TensorFlow model deployment options
Moving TensorFlow model from a Python notebook to production might be a challenging task. Read this post to learn three major deployment options available, their strong sides and weaknesses!
Client-side
TensorFlow.js is a JavaScript library that allows running TensorFlow models in a web browser
Pros
- No network latency for model inference
- Offline inference once model downloaded
- Safe for privacy and GDPR considerations
- No server costs
Cons
- Initial loading time of a model (especially if it’s a big model)
- Device storage and battery consumption limitations
- Lots of modern TensorFlow features are not supported
Serverless
Deploy TensorFlow model as a serverless application, for example as Amazon Lambda functions or using Google Cloud Functions.
Pros:
- Cheap (pay-as-you-go)
- Scalable
- Reliable
Cons:
- Response latency on a “cold start” — this approach requires some time to initialize and load dependencies. This negative effect could be eliminated by having a constant pool of “warmed up” functions, but requires additional effort to set up.

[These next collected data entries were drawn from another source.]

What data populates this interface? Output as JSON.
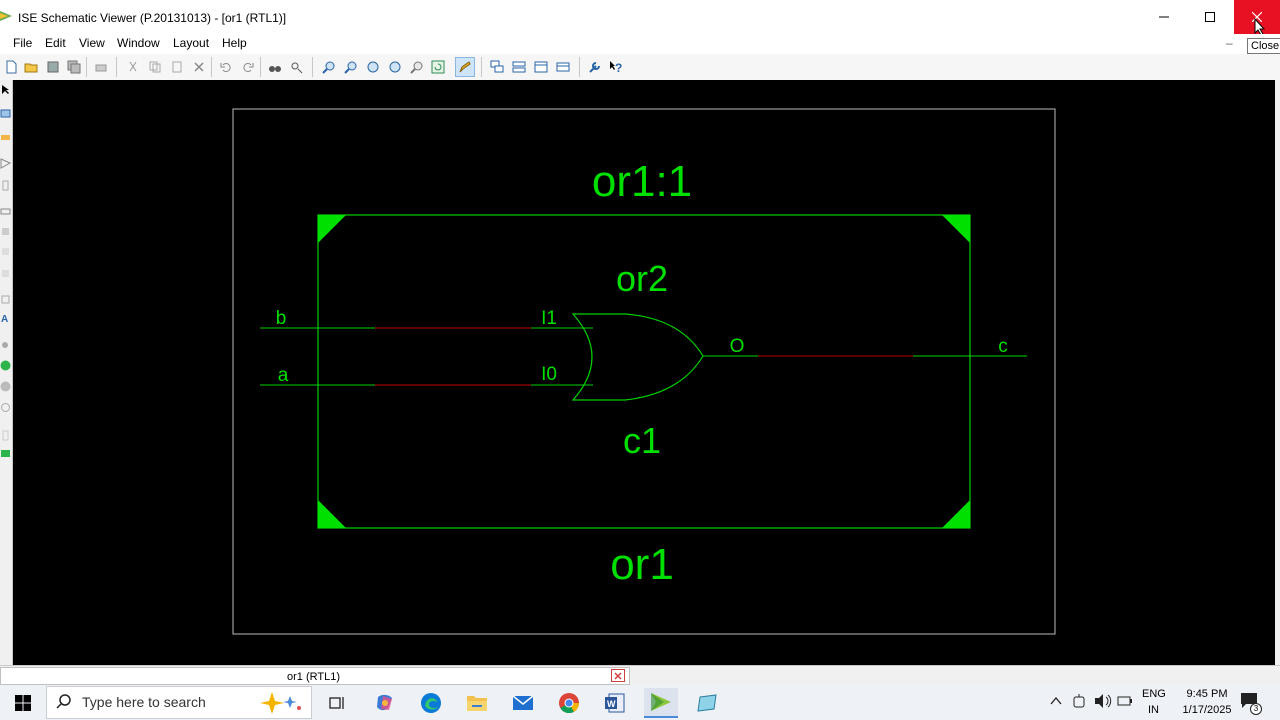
{
  "window": {
    "title": "ISE Schematic Viewer (P.20131013) - [or1 (RTL1)]",
    "close_tooltip": "Close"
  },
  "menu": [
    "File",
    "Edit",
    "View",
    "Window",
    "Layout",
    "Help"
  ],
  "schematic": {
    "outer_instance": "or1:1",
    "module_name": "or1",
    "gate_type": "or2",
    "gate_instance": "c1",
    "pin_in1": "I1",
    "pin_in0": "I0",
    "pin_out": "O",
    "port_b": "b",
    "port_a": "a",
    "port_c": "c"
  },
  "status": {
    "tab_label": "or1 (RTL1)"
  },
  "taskbar": {
    "search_placeholder": "Type here to search",
    "lang_top": "ENG",
    "lang_bottom": "IN",
    "time": "9:45 PM",
    "date": "1/17/2025",
    "notification_count": "3"
  },
  "colors": {
    "wire": "#00e000",
    "net_red": "#c00000",
    "close_red": "#e81123"
  },
  "icons": [
    "app-icon",
    "minimize-icon",
    "maximize-icon",
    "close-icon",
    "search-icon",
    "windows-start-icon"
  ]
}
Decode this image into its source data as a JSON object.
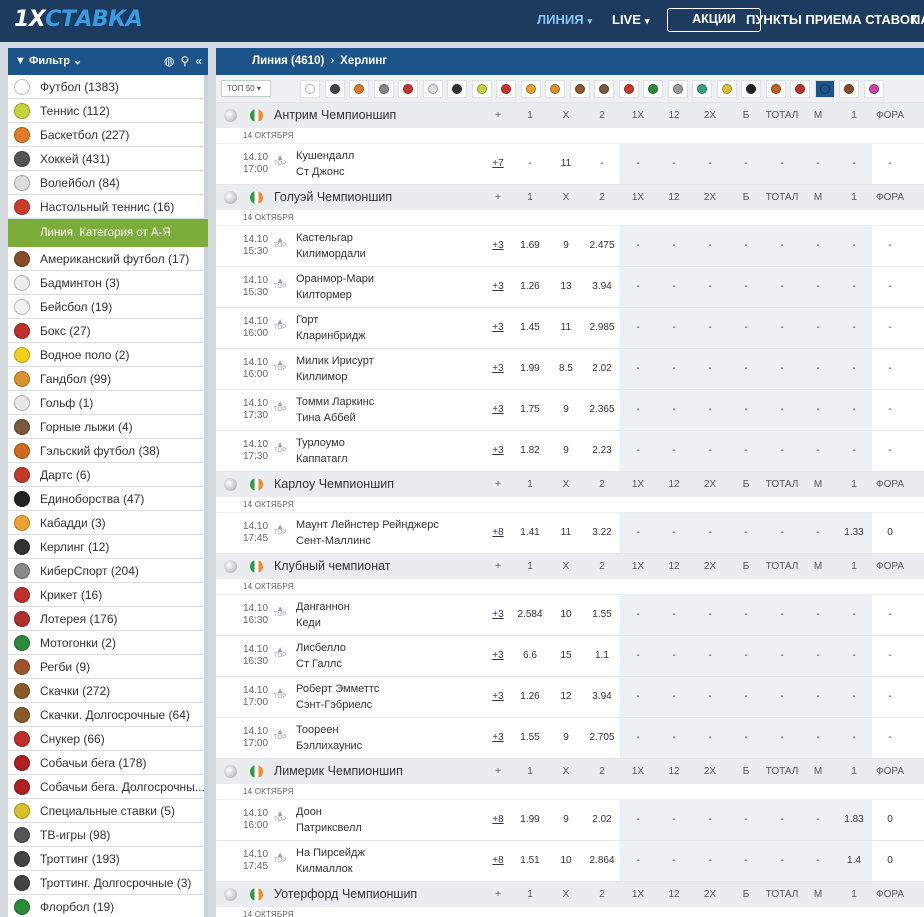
{
  "header": {
    "logo_part1": "1X",
    "logo_part2": "СТАВКА",
    "nav": [
      {
        "label": "ЛИНИЯ",
        "chevron": "▾",
        "active": true
      },
      {
        "label": "LIVE",
        "chevron": "▾",
        "active": false
      }
    ],
    "promo_label": "АКЦИИ",
    "points_label": "ПУНКТЫ ПРИЕМА СТАВОК",
    "cut_label": "ПА"
  },
  "sidebar": {
    "filter_label": "Фильтр",
    "category_label": "Линия. Категория от А-Я",
    "top_sports": [
      {
        "label": "Футбол (1383)",
        "icon": "football-icon",
        "color": "#ffffff"
      },
      {
        "label": "Теннис (112)",
        "icon": "tennis-icon",
        "color": "#c5d43a"
      },
      {
        "label": "Баскетбол (227)",
        "icon": "basketball-icon",
        "color": "#e07b2a"
      },
      {
        "label": "Хоккей (431)",
        "icon": "hockey-icon",
        "color": "#555555"
      },
      {
        "label": "Волейбол (84)",
        "icon": "volleyball-icon",
        "color": "#dddddd"
      },
      {
        "label": "Настольный теннис (16)",
        "icon": "table-tennis-icon",
        "color": "#d03a2a"
      }
    ],
    "sports": [
      {
        "label": "Американский футбол (17)",
        "icon": "american-football-icon",
        "color": "#8a4a26"
      },
      {
        "label": "Бадминтон (3)",
        "icon": "badminton-icon",
        "color": "#eeeeee"
      },
      {
        "label": "Бейсбол (19)",
        "icon": "baseball-icon",
        "color": "#f2f2f2"
      },
      {
        "label": "Бокс (27)",
        "icon": "boxing-icon",
        "color": "#c0302a"
      },
      {
        "label": "Водное поло (2)",
        "icon": "water-polo-icon",
        "color": "#f2d11a"
      },
      {
        "label": "Гандбол (99)",
        "icon": "handball-icon",
        "color": "#d8922e"
      },
      {
        "label": "Гольф (1)",
        "icon": "golf-icon",
        "color": "#e8e8e8"
      },
      {
        "label": "Горные лыжи (4)",
        "icon": "alpine-skiing-icon",
        "color": "#7a5a3a"
      },
      {
        "label": "Гэльский футбол (38)",
        "icon": "gaelic-football-icon",
        "color": "#d06a1e"
      },
      {
        "label": "Дартс (6)",
        "icon": "darts-icon",
        "color": "#c33a2a"
      },
      {
        "label": "Единоборства (47)",
        "icon": "martial-arts-icon",
        "color": "#222222"
      },
      {
        "label": "Кабадди (3)",
        "icon": "kabaddi-icon",
        "color": "#f0a030"
      },
      {
        "label": "Керлинг (12)",
        "icon": "curling-icon",
        "color": "#333333"
      },
      {
        "label": "КиберСпорт (204)",
        "icon": "esports-icon",
        "color": "#888888"
      },
      {
        "label": "Крикет (16)",
        "icon": "cricket-icon",
        "color": "#c0302a"
      },
      {
        "label": "Лотерея (176)",
        "icon": "lottery-icon",
        "color": "#b03030"
      },
      {
        "label": "Мотогонки (2)",
        "icon": "motorsport-icon",
        "color": "#2a8a3a"
      },
      {
        "label": "Регби (9)",
        "icon": "rugby-icon",
        "color": "#a0522d"
      },
      {
        "label": "Скачки (272)",
        "icon": "horse-racing-icon",
        "color": "#8a5a2a"
      },
      {
        "label": "Скачки. Долгосрочные (64)",
        "icon": "horse-racing-long-icon",
        "color": "#8a5a2a"
      },
      {
        "label": "Снукер (66)",
        "icon": "snooker-icon",
        "color": "#c0302a"
      },
      {
        "label": "Собачьи бега (178)",
        "icon": "greyhound-icon",
        "color": "#b02020"
      },
      {
        "label": "Собачьи бега. Долгосрочны...",
        "icon": "greyhound-long-icon",
        "color": "#b02020"
      },
      {
        "label": "Специальные ставки (5)",
        "icon": "special-bets-icon",
        "color": "#d8c02a"
      },
      {
        "label": "ТВ-игры (98)",
        "icon": "tv-games-icon",
        "color": "#555555"
      },
      {
        "label": "Троттинг (193)",
        "icon": "trotting-icon",
        "color": "#444444"
      },
      {
        "label": "Троттинг. Долгосрочные (3)",
        "icon": "trotting-long-icon",
        "color": "#444444"
      },
      {
        "label": "Флорбол (19)",
        "icon": "floorball-icon",
        "color": "#2a8a3a"
      }
    ]
  },
  "main": {
    "breadcrumb": [
      "Линия (4610)",
      "Херлинг"
    ],
    "breadcrumb_sep": "›",
    "top50_label": "ТОП 50 ▾",
    "tab_colors": [
      "#ffffff",
      "#444444",
      "#e07b2a",
      "#888888",
      "#cc3333",
      "#dddddd",
      "#333333",
      "#c5d43a",
      "#d0302a",
      "#e8a030",
      "#d8922e",
      "#8a5a2a",
      "#7a5a3a",
      "#c33a2a",
      "#2a8a3a",
      "#999999",
      "#3aa07a",
      "#d8c02a",
      "#222222",
      "#c06020",
      "#c0302a",
      "#1c5489",
      "#8a4a26",
      "#cc44aa"
    ],
    "columns": [
      "+",
      "1",
      "X",
      "2",
      "1X",
      "12",
      "2X",
      "Б",
      "ТОТАЛ",
      "М",
      "1",
      "ФОРА"
    ],
    "top_label": "TOP",
    "championships": [
      {
        "name": "Антрим Чемпионшип",
        "date": "14 ОКТЯБРЯ",
        "matches": [
          {
            "date": "14.10",
            "time": "17:00",
            "team1": "Кушендалл",
            "team2": "Ст Джонс",
            "more": "+7",
            "odds": [
              "-",
              "11",
              "-",
              "-",
              "-",
              "-",
              "-",
              "-",
              "-",
              "-",
              "-"
            ]
          }
        ]
      },
      {
        "name": "Голуэй Чемпионшип",
        "date": "14 ОКТЯБРЯ",
        "matches": [
          {
            "date": "14.10",
            "time": "15:30",
            "team1": "Кастельгар",
            "team2": "Килимордали",
            "more": "+3",
            "odds": [
              "1.69",
              "9",
              "2.475",
              "-",
              "-",
              "-",
              "-",
              "-",
              "-",
              "-",
              "-"
            ]
          },
          {
            "date": "14.10",
            "time": "15:30",
            "team1": "Оранмор-Мари",
            "team2": "Килтормер",
            "more": "+3",
            "odds": [
              "1.26",
              "13",
              "3.94",
              "-",
              "-",
              "-",
              "-",
              "-",
              "-",
              "-",
              "-"
            ]
          },
          {
            "date": "14.10",
            "time": "16:00",
            "team1": "Горт",
            "team2": "Кларинбридж",
            "more": "+3",
            "odds": [
              "1.45",
              "11",
              "2.985",
              "-",
              "-",
              "-",
              "-",
              "-",
              "-",
              "-",
              "-"
            ]
          },
          {
            "date": "14.10",
            "time": "16:00",
            "team1": "Милик Ирисурт",
            "team2": "Киллимор",
            "more": "+3",
            "odds": [
              "1.99",
              "8.5",
              "2.02",
              "-",
              "-",
              "-",
              "-",
              "-",
              "-",
              "-",
              "-"
            ]
          },
          {
            "date": "14.10",
            "time": "17:30",
            "team1": "Томми Ларкинс",
            "team2": "Тина Аббей",
            "more": "+3",
            "odds": [
              "1.75",
              "9",
              "2.365",
              "-",
              "-",
              "-",
              "-",
              "-",
              "-",
              "-",
              "-"
            ]
          },
          {
            "date": "14.10",
            "time": "17:30",
            "team1": "Турлоумо",
            "team2": "Каппатагл",
            "more": "+3",
            "odds": [
              "1.82",
              "9",
              "2.23",
              "-",
              "-",
              "-",
              "-",
              "-",
              "-",
              "-",
              "-"
            ]
          }
        ]
      },
      {
        "name": "Карлоу Чемпионшип",
        "date": "14 ОКТЯБРЯ",
        "matches": [
          {
            "date": "14.10",
            "time": "17:45",
            "team1": "Маунт Лейнстер Рейнджерс",
            "team2": "Сент-Маллинс",
            "more": "+8",
            "odds": [
              "1.41",
              "11",
              "3.22",
              "-",
              "-",
              "-",
              "-",
              "-",
              "-",
              "1.33",
              "0"
            ]
          }
        ]
      },
      {
        "name": "Клубный чемпионат",
        "date": "14 ОКТЯБРЯ",
        "matches": [
          {
            "date": "14.10",
            "time": "16:30",
            "team1": "Данганнон",
            "team2": "Кеди",
            "more": "+3",
            "odds": [
              "2.584",
              "10",
              "1.55",
              "-",
              "-",
              "-",
              "-",
              "-",
              "-",
              "-",
              "-"
            ]
          },
          {
            "date": "14.10",
            "time": "16:30",
            "team1": "Лисбелло",
            "team2": "Ст Галлс",
            "more": "+3",
            "odds": [
              "6.6",
              "15",
              "1.1",
              "-",
              "-",
              "-",
              "-",
              "-",
              "-",
              "-",
              "-"
            ]
          },
          {
            "date": "14.10",
            "time": "17:00",
            "team1": "Роберт Эмметтс",
            "team2": "Сэнт-Гэбриелс",
            "more": "+3",
            "odds": [
              "1.26",
              "12",
              "3.94",
              "-",
              "-",
              "-",
              "-",
              "-",
              "-",
              "-",
              "-"
            ]
          },
          {
            "date": "14.10",
            "time": "17:00",
            "team1": "Тоореен",
            "team2": "Бэллихаунис",
            "more": "+3",
            "odds": [
              "1.55",
              "9",
              "2.705",
              "-",
              "-",
              "-",
              "-",
              "-",
              "-",
              "-",
              "-"
            ]
          }
        ]
      },
      {
        "name": "Лимерик Чемпионшип",
        "date": "14 ОКТЯБРЯ",
        "matches": [
          {
            "date": "14.10",
            "time": "16:00",
            "team1": "Доон",
            "team2": "Патриксвелл",
            "more": "+8",
            "odds": [
              "1.99",
              "9",
              "2.02",
              "-",
              "-",
              "-",
              "-",
              "-",
              "-",
              "1.83",
              "0"
            ]
          },
          {
            "date": "14.10",
            "time": "17:45",
            "team1": "На Пирсейдж",
            "team2": "Килмаллок",
            "more": "+8",
            "odds": [
              "1.51",
              "10",
              "2.864",
              "-",
              "-",
              "-",
              "-",
              "-",
              "-",
              "1.4",
              "0"
            ]
          }
        ]
      },
      {
        "name": "Уотерфорд Чемпионшип",
        "date": "14 ОКТЯБРЯ",
        "matches": []
      }
    ]
  }
}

- Function execution timeout limit
- Environment memory limitations
- Deployment package size limitations
Server-based
Deploy a full-fledged server with Flask, FastAPI, TensorFlow Serving used to serve the model via the API.
Pros:
- Smaller latency (compared to serverless).

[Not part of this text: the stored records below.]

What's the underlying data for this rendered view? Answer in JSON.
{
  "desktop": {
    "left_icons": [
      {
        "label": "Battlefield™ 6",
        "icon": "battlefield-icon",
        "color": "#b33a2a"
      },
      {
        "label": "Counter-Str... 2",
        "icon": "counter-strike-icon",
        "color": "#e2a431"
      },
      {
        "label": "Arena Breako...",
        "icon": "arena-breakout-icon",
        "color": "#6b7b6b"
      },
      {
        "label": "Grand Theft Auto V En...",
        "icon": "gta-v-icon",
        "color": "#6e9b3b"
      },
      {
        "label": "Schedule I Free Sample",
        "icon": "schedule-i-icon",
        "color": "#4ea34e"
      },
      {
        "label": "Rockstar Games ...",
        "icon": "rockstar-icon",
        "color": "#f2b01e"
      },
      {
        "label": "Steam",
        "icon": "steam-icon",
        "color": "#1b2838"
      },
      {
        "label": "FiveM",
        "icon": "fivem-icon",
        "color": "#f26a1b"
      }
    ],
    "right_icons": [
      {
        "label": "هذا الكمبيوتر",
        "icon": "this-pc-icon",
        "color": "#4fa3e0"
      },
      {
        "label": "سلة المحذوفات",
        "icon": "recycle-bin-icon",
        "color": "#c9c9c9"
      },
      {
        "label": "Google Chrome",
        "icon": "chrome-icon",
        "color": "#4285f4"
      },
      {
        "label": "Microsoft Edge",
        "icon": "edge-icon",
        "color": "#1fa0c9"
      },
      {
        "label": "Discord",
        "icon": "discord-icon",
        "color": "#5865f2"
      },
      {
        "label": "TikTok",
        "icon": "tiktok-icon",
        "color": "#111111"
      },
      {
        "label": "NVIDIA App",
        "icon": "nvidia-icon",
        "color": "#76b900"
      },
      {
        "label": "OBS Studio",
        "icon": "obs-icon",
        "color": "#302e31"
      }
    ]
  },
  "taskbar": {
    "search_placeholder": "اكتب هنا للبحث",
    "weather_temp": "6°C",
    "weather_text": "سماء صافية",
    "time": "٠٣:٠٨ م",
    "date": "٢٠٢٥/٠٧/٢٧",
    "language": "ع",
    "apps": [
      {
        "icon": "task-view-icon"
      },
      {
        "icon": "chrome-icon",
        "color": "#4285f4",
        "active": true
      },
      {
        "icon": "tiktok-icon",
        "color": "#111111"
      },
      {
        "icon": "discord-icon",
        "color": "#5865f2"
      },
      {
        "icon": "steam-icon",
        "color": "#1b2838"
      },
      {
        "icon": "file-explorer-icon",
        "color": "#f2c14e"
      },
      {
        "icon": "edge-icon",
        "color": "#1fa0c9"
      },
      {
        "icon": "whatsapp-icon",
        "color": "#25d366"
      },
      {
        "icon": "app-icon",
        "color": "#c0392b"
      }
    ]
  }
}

- Scalable infrastructure and costs (if set up properly)
- API and model versioning out-of-the-box (TensorFlow Serving)
Cons:
- Require solid DevOps skills to set up
- Maintenance time
- Idle server will still cost you some money
Conclusion
TensorFlow.js seems to be well behind of the TensorFlow library and lack of feature support is a main issue with it. Unless your model is using some primitive layers only, be ready that this option might cause some trouble for you.
Serverless is a great choice for proof-of-concept projects or a minimum viable product of some startup. This option might suit you well also if you are not worried about latency and “cold start” or ready to deal with it by “warming up” functions beforehand. In this case, most importantly, be careful to fit memory and timeout limits of your platform!
Server-based choice is the best one for professional projects with high request throughput expected. It requires certain skills to set up, but will pay off with great response time and same scalability if configured properly. Please evaluate possible request count per day for your deployment first: if it is low, even an efficient and scalable infrastructure with single idle virtual machine might cost more compared to a serverless deployment.